The Greek prime minister is to hold a rare meeting with Turkish President Recep Tayyip Erdogan on Wednesday, with the two countries seeking to build on a rapprochement forged after this year's deadly earthquake.

Greece - Turkey
File photo: Turkish President Recep Tayyip Erdogan (L) meets with Greek Prime Minister Kyriakos Mitsotakis (R) in Istanbul. AFP


"I hope and look forward to building on this positive climate and make some important steps of progress," Prime Minister Kyriakos Mitsotakis said to reporters Tuesday on the sidelines of a NATO summit in Vilnius, Lithuania.

"As I have said many times, we are not condemned to live in a constant climate of tension with Turkey."

The two uneasy NATO neighbours have long feuded over maritime borders and energy exploration rights in disputed parts of the Aegean and eastern Mediterranean.

"We obviously have significant differences," said Mitsotakis.

"But we can agree...on a roadmap so that we can resolve our most important geopolitical difference, the delimitation of maritime zones, namely exclusive economic zones and the continental shelf in the Aegean and the eastern Mediterranean."

Erdogan had hosted a March 2022 meeting with Mitsotakis in Istanbul, but the relationship rapidly soured in the following months.

The Turkish leader accused Greece of "occupying" Aegean islands, whose status was settled in post-war treaties, and warned that Turkey's armed forces could "come overnight" and "do what is necessary".

At their last encounter in Prague in October, the pair had a verbal spat when Erdogan reportedly said Athens was raising tension in the region with provocative actions.

Erdogan at the time claimed that Mitsotakis had stormed out of the official dinner of an informal European summit.
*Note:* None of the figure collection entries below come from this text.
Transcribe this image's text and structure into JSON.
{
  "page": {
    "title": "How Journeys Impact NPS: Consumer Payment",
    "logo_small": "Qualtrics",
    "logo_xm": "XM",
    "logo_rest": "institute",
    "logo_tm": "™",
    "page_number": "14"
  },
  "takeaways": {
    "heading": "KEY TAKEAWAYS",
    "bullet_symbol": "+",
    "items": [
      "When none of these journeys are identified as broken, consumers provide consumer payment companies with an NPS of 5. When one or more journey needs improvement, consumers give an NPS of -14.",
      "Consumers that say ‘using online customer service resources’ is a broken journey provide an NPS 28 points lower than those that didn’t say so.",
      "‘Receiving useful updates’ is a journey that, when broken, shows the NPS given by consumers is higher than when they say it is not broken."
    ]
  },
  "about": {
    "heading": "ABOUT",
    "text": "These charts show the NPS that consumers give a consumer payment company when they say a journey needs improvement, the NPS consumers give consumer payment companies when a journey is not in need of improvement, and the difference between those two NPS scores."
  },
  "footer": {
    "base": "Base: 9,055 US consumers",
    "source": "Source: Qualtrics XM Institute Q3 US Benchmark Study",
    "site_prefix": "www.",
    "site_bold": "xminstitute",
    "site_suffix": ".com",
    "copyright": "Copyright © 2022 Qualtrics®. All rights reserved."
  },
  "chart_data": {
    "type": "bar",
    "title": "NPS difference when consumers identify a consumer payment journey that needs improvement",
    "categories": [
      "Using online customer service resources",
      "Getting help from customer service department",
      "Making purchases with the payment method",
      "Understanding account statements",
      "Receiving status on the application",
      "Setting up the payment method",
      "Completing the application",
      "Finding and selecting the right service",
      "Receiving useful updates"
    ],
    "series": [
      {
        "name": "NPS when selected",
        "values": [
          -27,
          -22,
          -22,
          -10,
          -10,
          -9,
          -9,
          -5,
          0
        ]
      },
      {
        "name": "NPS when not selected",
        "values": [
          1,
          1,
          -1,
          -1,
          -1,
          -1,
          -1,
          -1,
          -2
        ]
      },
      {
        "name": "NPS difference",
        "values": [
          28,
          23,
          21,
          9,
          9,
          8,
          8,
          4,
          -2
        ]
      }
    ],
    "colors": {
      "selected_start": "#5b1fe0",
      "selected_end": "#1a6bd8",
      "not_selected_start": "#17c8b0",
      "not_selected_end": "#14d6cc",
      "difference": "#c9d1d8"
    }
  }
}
But the rhetoric was toned down in February when Greece sent aid and rescue teams in the wake of a massive earthquake that killed more than 50,000 people.

Greece's then-foreign minister Nikos Dendias was also the first European minister to visit Turkey after the quake.

What is known in the two nations as 'earthquake diplomacy' also came into play in 1999 when two deadly quakes struck Turkey and Greece within a month of each other.

It brought about a thaw in relations just three years after the NATO allies had nearly gone to war over an uninhabited islet in the Aegean Sea.